Multi-Center Clinical Performance Evaluation of a Rapid In Vitro Diagnostic Device for Direct Detection of Staphylococcus aureus Nasal Colonization: Comparitive Analysis to Culture Screening Method.

The Centers for Disease Control and Prevention (CDC) defines Staphylococcus
aureus as a common bacterium found on the skin and in the nose of some people
(1). The nares have been defined as the most consistent area in which
asymptomatic colonization of Staphylococcus aureus can be found and accounts
for approximately 25% - 30% of the population (1, 2, 3). Different colonization
patterns such as Persistent Carriers (almost always carry), Intermittent
Carriers and Non- Carriers (almost never carry) may play a key role in defining
the epidemiology and pathogenesis of infection (2). Staphylococcus aureus is
considered to be an important nasal pathogen that accounts for approximately
20% of surgical-site infections (3, 4, 5, 22, 23). Over the past 50 years the
treatment of infections with antibiotics have proven more difficult as
resistance of Staphylococcus aureus (Methicillin Resistant Staphylococcus
aureus: MRSA) has increased with the more commonly used penicillin-related
antibiotics (1). In addition to Staphylococcus aureus, other Staphylococcus
species, such as the Coagulase-Negative Staphylococci (CoNS) are increasingly
important nasal colonizers that have been isolated in the clinical laboratories.

The CoNS account for about 20 different species and are often considered a
single group that are also associated with hospital infections and multi-drug
resistance.

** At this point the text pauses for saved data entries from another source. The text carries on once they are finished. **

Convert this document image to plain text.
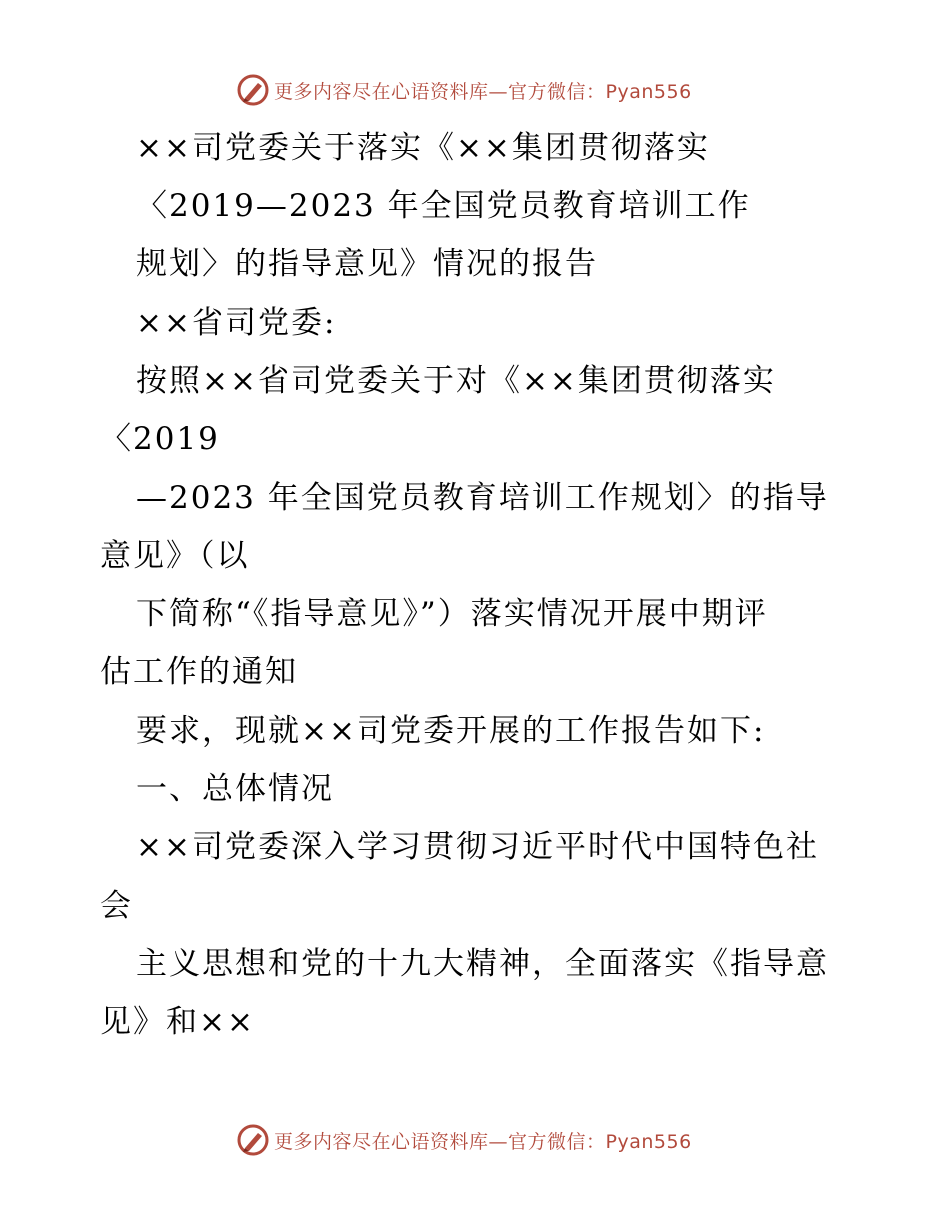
更多内容尽在心语资料库—官方微信：Pyan556
××司党委关于落实《××集团贯彻落实
〈2019—2023 年全国党员教育培训工作
规划〉的指导意见》情况的报告
××省司党委:
按照××省司党委关于对《××集团贯彻落实
〈2019
—2023 年全国党员教育培训工作规划〉的指导
意见》（以
下简称“《指导意见》”）落实情况开展中期评
估工作的通知
要求，现就××司党委开展的工作报告如下:
一、总体情况
××司党委深入学习贯彻习近平时代中国特色社
会
主义思想和党的十九大精神，全面落实《指导意
见》和××
更多内容尽在心语资料库—官方微信：Pyan556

Data from the National Nosocomial Infections Surveillance System,
1986-1996 (NNIS), prioritized a panel of pathogens isolated from surgical site
infections. The most common pathogens included were: Staphylococcus aureus,
Coagulase-Negative Staphylococci (CoNS), Enterococcus spp., Escherichia coli,
Pseudomonas aeruginosa and Enterobacter spp., (6). Nasal carriers of potential
surgical site infection pathogens, such as Staphylococcus aureus are leading to
the development of new to the market rapid detection devices for screening
subjects.

The purpose of the study is to collect nasal swabs to establish clinical
performance data of the 3M SA Detector, which will be included in the device
instructions for use, claims and support regulatory submissions and design
validation requirements applicable to quality systems.

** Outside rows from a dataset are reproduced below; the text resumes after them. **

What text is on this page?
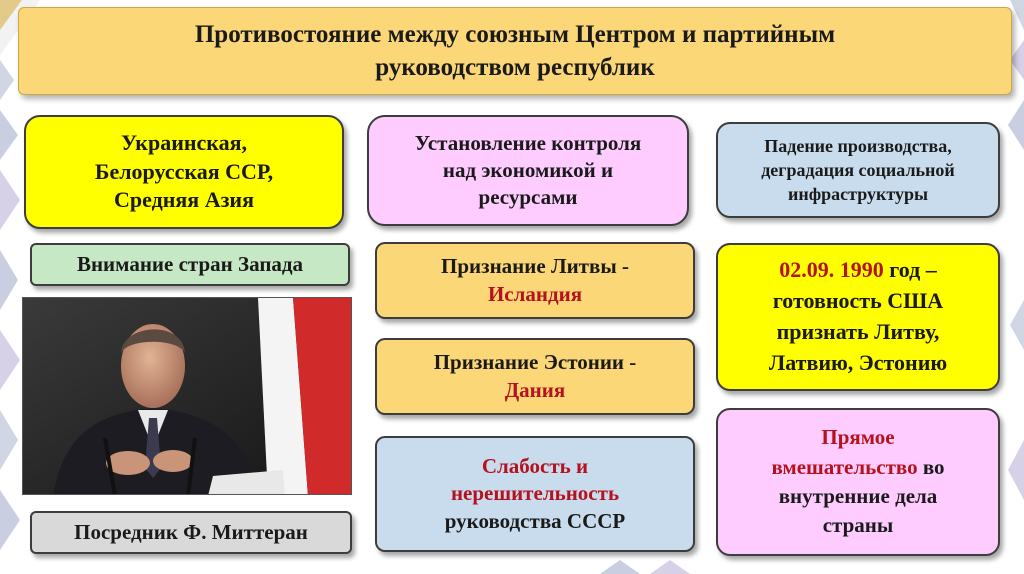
Противостояние между союзным Центром и партийным
руководством республик
Украинская,
Белорусская ССР,
Средняя Азия
Внимание стран Запада
Посредник Ф. Миттеран
Установление контроля
над экономикой и
ресурсами
Признание Литвы -
Исландия
Признание Эстонии -
Дания
Слабость и
нерешительность
руководства СССР
Падение производства,
деградация социальной
инфраструктуры
02.09. 1990 год –
готовность США
признать Литву,
Латвию, Эстонию
Прямое
вмешательство во
внутренние дела
страны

The objective of the study is to establish the 3M SA Detector clinical test
performance characteristics of sensitivity, specificity and predictive values
for direct detection of Staphylococcus aureus nasal colonization against
clinical microbiology laboratory culture methods.

Sampling:
The clinical sampling is non-blinded and non-randomized. The SAD devices will
be packaged in bulk. Study personnel will mark the tubes with the subject
number and the order of sampling: *1* for first sample taken, and *2* for the
second sample per subject. Two nasal specimens will be collected from each
subject. The SAD devices, however, will be randomized to the method of analysis
(SA Device and SA Quantitative Analysis versus SA Semi-Quantitative Analysis),
using a blinded randomization scheme prior to transport to the clinical lab.
The samples will be transported to the microbiology laboratory utilized by the
site. At the end of the study, leftover eluates, swabs and cartridges will be
frozen, stored and shipped to the sponsor for testing at a later date as needed
and ultimately destroyed.

Study Duration:
One visit is required per subject for study enrollment and nasal sampling
during preoperative visit. It is expected that this visit will be less than one
hour. The study is to be completed in approximately 16 weeks.

There are no anticipated or known health risks associated with participation in
this study. The dry rayon fiber bud of the SAD is the only swabbing component
that will make contact with the human nasal mucosa. The swab buds are
commercially available fiber materials. The incidence and severity of
irritation is expected to be low or not detectable.